Кэрол Эштон быстро пробежалась глазами по списку и посмотрела на Фрею в полном недоумении.
– Это предметы, которые мисс Рэндалл приобрела у ювелира по фамилии Дакхэм в Бевхэме за последний год.
– Что?
– Могу я поинтересоваться, сколько она у вас получала, миссис Эштон?
– Подождите секунду, я скажу вам точно. – Она подошла к столу и забила по клавишам.
– Так, вот оно. У Анджелы выходило тринадцать тысяч пятьсот фунтов в год.
– Небогато.
– Оклады в индустрии здравоохранения невысокие. Я плачу стандартную ставку. Есть, конечно, надбавки, мы обеспечиваем питанием, формой… еще я выдаю бонус на Рождество.
– Я вас не критикую.
– Мне бы не удавалось оставаться на плаву, да и никакому дому престарелых бы не удалось, если бы я обеспечивала сотрудников даже зарплатой, которую гарантируют государственные учреждения. Не все это понимают. Считается, что в частном секторе оклады выше.
– Знаете ли вы, был ли у Анджелы Рэндалл какой-либо другой источник дохода?
– Другой работы у нее не было, в этом я уверена… у нее не хватило бы сил. Это отнимает много энергии – работать по ночам в месте типа этого.
– Частный доход?
– Понятия не имею. Я бы не стала такое предполагать, но на самом деле я ничего не знаю.

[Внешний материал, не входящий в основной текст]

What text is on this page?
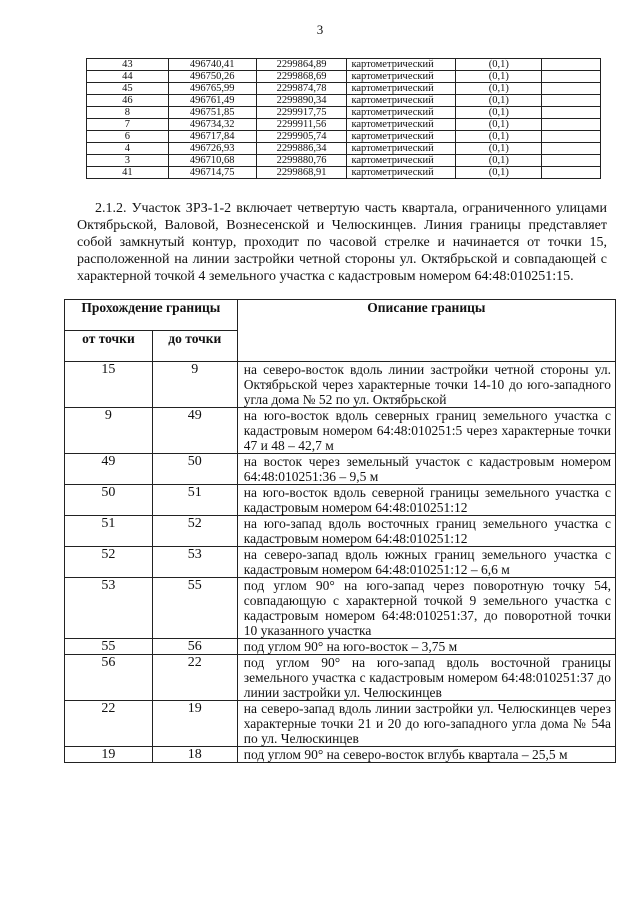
3
43	496740,41	2299864,89	картометрический	(0,1)	
44	496750,26	2299868,69	картометрический	(0,1)	
45	496765,99	2299874,78	картометрический	(0,1)	
46	496761,49	2299890,34	картометрический	(0,1)	
8	496751,85	2299917,75	картометрический	(0,1)	
7	496734,32	2299911,56	картометрический	(0,1)	
6	496717,84	2299905,74	картометрический	(0,1)	
4	496726,93	2299886,34	картометрический	(0,1)	
3	496710,68	2299880,76	картометрический	(0,1)	
41	496714,75	2299868,91	картометрический	(0,1)	

2.1.2. Участок ЗРЗ-1-2 включает четвертую часть квартала, ограниченного улицами Октябрьской, Валовой, Вознесенской и Челюскинцев. Линия границы представляет собой замкнутый контур, проходит по часовой стрелке и начинается от точки 15, расположенной на линии застройки четной стороны ул. Октябрьской и совпадающей с характерной точкой 4 земельного участка с кадастровым номером 64:48:010251:15.

Прохождение границы		Описание границы
от точки	до точки	
15	9	на северо-восток вдоль линии застройки четной стороны ул. Октябрьской через характерные точки 14-10 до юго-западного угла дома № 52 по ул. Октябрьской
9	49	на юго-восток вдоль северных границ земельного участка с кадастровым номером 64:48:010251:5 через характерные точки 47 и 48 – 42,7 м
49	50	на восток через земельный участок с кадастровым номером 64:48:010251:36 – 9,5 м
50	51	на юго-восток вдоль северной границы земельного участка с кадастровым номером 64:48:010251:12
51	52	на юго-запад вдоль восточных границ земельного участка с кадастровым номером 64:48:010251:12
52	53	на северо-запад вдоль южных границ земельного участка с кадастровым номером 64:48:010251:12 – 6,6 м
53	55	под углом 90° на юго-запад через поворотную точку 54, совпадающую с характерной точкой 9 земельного участка с кадастровым номером 64:48:010251:37, до поворотной точки 10 указанного участка
55	56	под углом 90° на юго-восток – 3,75 м
56	22	под углом 90° на юго-запад вдоль восточной границы земельного участка с кадастровым номером 64:48:010251:37 до линии застройки ул. Челюскинцев
22	19	на северо-запад вдоль линии застройки ул. Челюскинцев через характерные точки 21 и 20 до юго-западного угла дома № 54а по ул. Челюскинцев
19	18	под углом 90° на северо-восток вглубь квартала – 25,5 м
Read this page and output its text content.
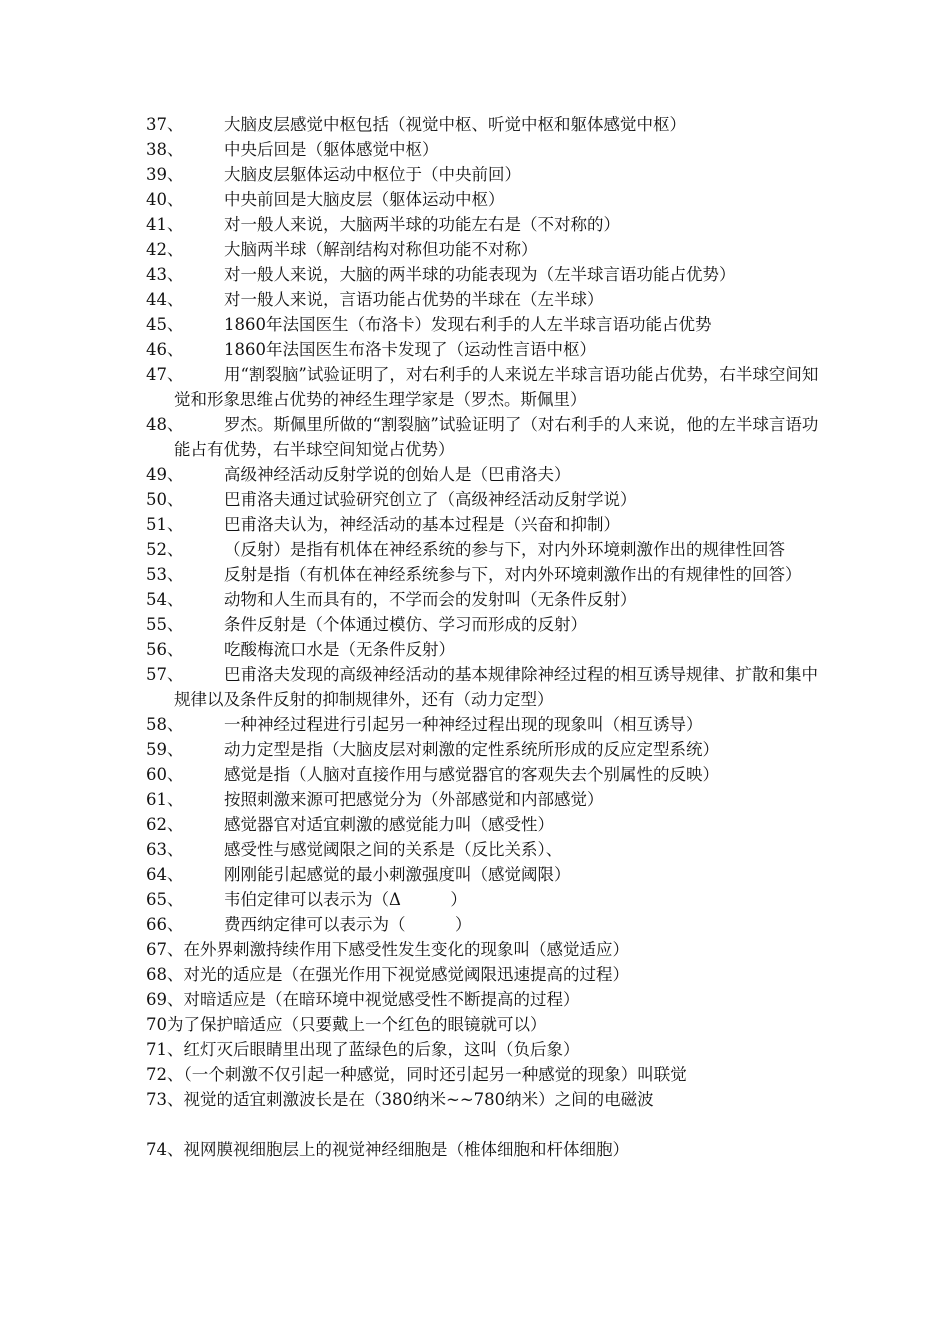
37、	大脑皮层感觉中枢包括（视觉中枢、听觉中枢和躯体感觉中枢）
38、	中央后回是（躯体感觉中枢）
39、	大脑皮层躯体运动中枢位于（中央前回）
40、	中央前回是大脑皮层（躯体运动中枢）
41、	对一般人来说，大脑两半球的功能左右是（不对称的）
42、	大脑两半球（解剖结构对称但功能不对称）
43、	对一般人来说，大脑的两半球的功能表现为（左半球言语功能占优势）
44、	对一般人来说，言语功能占优势的半球在（左半球）
45、	1860年法国医生（布洛卡）发现右利手的人左半球言语功能占优势
46、	1860年法国医生布洛卡发现了（运动性言语中枢）
47、	用“割裂脑”试验证明了，对右利手的人来说左半球言语功能占优势，右半球空间知觉和形象思维占优势的神经生理学家是（罗杰。斯佩里）
48、	罗杰。斯佩里所做的“割裂脑”试验证明了（对右利手的人来说，他的左半球言语功能占有优势，右半球空间知觉占优势）
49、	高级神经活动反射学说的创始人是（巴甫洛夫）
50、	巴甫洛夫通过试验研究创立了（高级神经活动反射学说）
51、	巴甫洛夫认为，神经活动的基本过程是（兴奋和抑制）
52、	（反射）是指有机体在神经系统的参与下，对内外环境刺激作出的规律性回答
53、	反射是指（有机体在神经系统参与下，对内外环境刺激作出的有规律性的回答）
54、	动物和人生而具有的，不学而会的发射叫（无条件反射）
55、	条件反射是（个体通过模仿、学习而形成的反射）
56、	吃酸梅流口水是（无条件反射）
57、	巴甫洛夫发现的高级神经活动的基本规律除神经过程的相互诱导规律、扩散和集中规律以及条件反射的抑制规律外，还有（动力定型）
58、	一种神经过程进行引起另一种神经过程出现的现象叫（相互诱导）
59、	动力定型是指（大脑皮层对刺激的定性系统所形成的反应定型系统）
60、	感觉是指（人脑对直接作用与感觉器官的客观失去个别属性的反映）
61、	按照刺激来源可把感觉分为（外部感觉和内部感觉）
62、	感觉器官对适宜刺激的感觉能力叫（感受性）
63、	感受性与感觉阈限之间的关系是（反比关系）、
64、	刚刚能引起感觉的最小刺激强度叫（感觉阈限）
65、	韦伯定律可以表示为（Δ　　　）
66、	费西纳定律可以表示为（　　　）
67、在外界刺激持续作用下感受性发生变化的现象叫（感觉适应）
68、对光的适应是（在强光作用下视觉感觉阈限迅速提高的过程）
69、对暗适应是（在暗环境中视觉感受性不断提高的过程）
70为了保护暗适应（只要戴上一个红色的眼镜就可以）
71、红灯灭后眼睛里出现了蓝绿色的后象，这叫（负后象）
72、（一个刺激不仅引起一种感觉，同时还引起另一种感觉的现象）叫联觉
73、视觉的适宜刺激波长是在（380纳米~~780纳米）之间的电磁波
74、视网膜视细胞层上的视觉神经细胞是（椎体细胞和杆体细胞）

Кажется, я уже говорила вам раньше, что она очень закрытый человек, и я не знала ни о чем, что происходило в ее жизни вне этих стен.
– Есть ли у вас какие-нибудь предположения о том, кому она могла покупать все эти дорогие вещи?
– Боюсь, ни одного.
– Вы удивлены?
Кэрол Эштон поразмышляла с минуту, постукивая пальцем по краю своего стола.
– Должна сказать, да, и очень. Я имею в виду, что это не такие вещи, которые в течение одного года покупают в подарок, например, брату или другому родственнику, если даже такой есть. Она могла купить какую-нибудь самую недорогую из этих вещей – ну, я не знаю, на юбилей или на крестины… что-то в этом духе. Но остальные… да, этот список меня весьма удивил. Выглядит так, как будто все это было для… ну…
– Любовника?
Кэрол Эштон покачала головой.
– Я не могу в это поверить. Анджела держалась… как бы это сказать… довольно-таки строго. Я бы не удивилась, если бы оказалось, что у нее никогда не было серьезных отношений. Она всегда была чисто и аккуратно одета, хорошо причесана, но никогда не пыталась выглядеть модно. Выдержанный гардероб, знаете ли, все очень сдержанное и ухоженное, но не настолько, чтобы это можно было назвать утонченным. Во всяком случае, ничего такого я на ней не видела.
– В общем, старая дева?
– Звучит ужасно, да? Так снисходительно. Но да.